Fast String Kernels for Discriminative Protein Classification
Wednesday, May 7, 2003
Host: Richard Cole, firstname.lastname@example.org, 212-998-3119
One of the central problems in computational biology is the classification of protein sequences into functional and structural families based on sequence homology. Traditional approaches to this task include alignment-based algorithms and probabilistic models like profile hidden Markov models for protein families. However, these methods are less successful for remote homology detection, where one wants to predict a structural relationship between sequences that have diverged over a long evolutionary distance.
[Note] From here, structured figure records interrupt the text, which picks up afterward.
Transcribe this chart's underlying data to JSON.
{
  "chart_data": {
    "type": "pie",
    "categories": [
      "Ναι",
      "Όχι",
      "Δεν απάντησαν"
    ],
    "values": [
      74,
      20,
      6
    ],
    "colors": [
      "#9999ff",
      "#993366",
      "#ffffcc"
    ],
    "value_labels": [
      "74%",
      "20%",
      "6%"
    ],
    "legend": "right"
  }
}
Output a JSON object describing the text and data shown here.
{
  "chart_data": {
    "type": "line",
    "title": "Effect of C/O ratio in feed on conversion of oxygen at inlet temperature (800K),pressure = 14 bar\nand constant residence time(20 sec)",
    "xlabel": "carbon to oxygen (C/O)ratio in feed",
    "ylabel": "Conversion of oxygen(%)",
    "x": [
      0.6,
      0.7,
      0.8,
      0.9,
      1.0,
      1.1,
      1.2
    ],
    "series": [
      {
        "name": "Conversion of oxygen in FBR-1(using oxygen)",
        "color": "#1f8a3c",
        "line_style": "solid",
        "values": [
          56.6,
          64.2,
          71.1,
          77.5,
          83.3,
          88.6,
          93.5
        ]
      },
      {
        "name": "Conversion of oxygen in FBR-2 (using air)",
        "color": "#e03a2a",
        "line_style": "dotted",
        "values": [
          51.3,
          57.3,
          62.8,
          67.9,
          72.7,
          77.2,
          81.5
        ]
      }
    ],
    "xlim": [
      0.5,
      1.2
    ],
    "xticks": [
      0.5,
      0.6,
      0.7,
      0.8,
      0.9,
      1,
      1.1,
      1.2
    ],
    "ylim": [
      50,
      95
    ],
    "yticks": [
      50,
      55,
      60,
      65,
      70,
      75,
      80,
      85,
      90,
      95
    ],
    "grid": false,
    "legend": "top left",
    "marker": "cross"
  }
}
Our approach to protein classification and remote homology detection is to use modern discriminative methods from machine learning, namely support vector machine classifiers (SVMs), combined with kernels specialized for biological sequence data. To this end, we introduce new families of string kernels that incorporate biologically motivated notions of inexact string matching. For example, we define mismatch kernels that measure sequence similarity based on shared occurrences of fixed length subsequences, counted with mismatches. In other models, we use restricted gaps, probabilistic substitutions, or wildcards. We show how to compute these kernels efficiently, so that the kernel evaluation scales linearly with sequence length, and how we can achieve linear time prediction on test sequences when the kernels are used with SVMs. Experimental results on a large benchmark data set show that our kernels, used with SVM classifiers, perform competitively with state-of-the-art methods for remote homology detection while achieving considerable computational savings.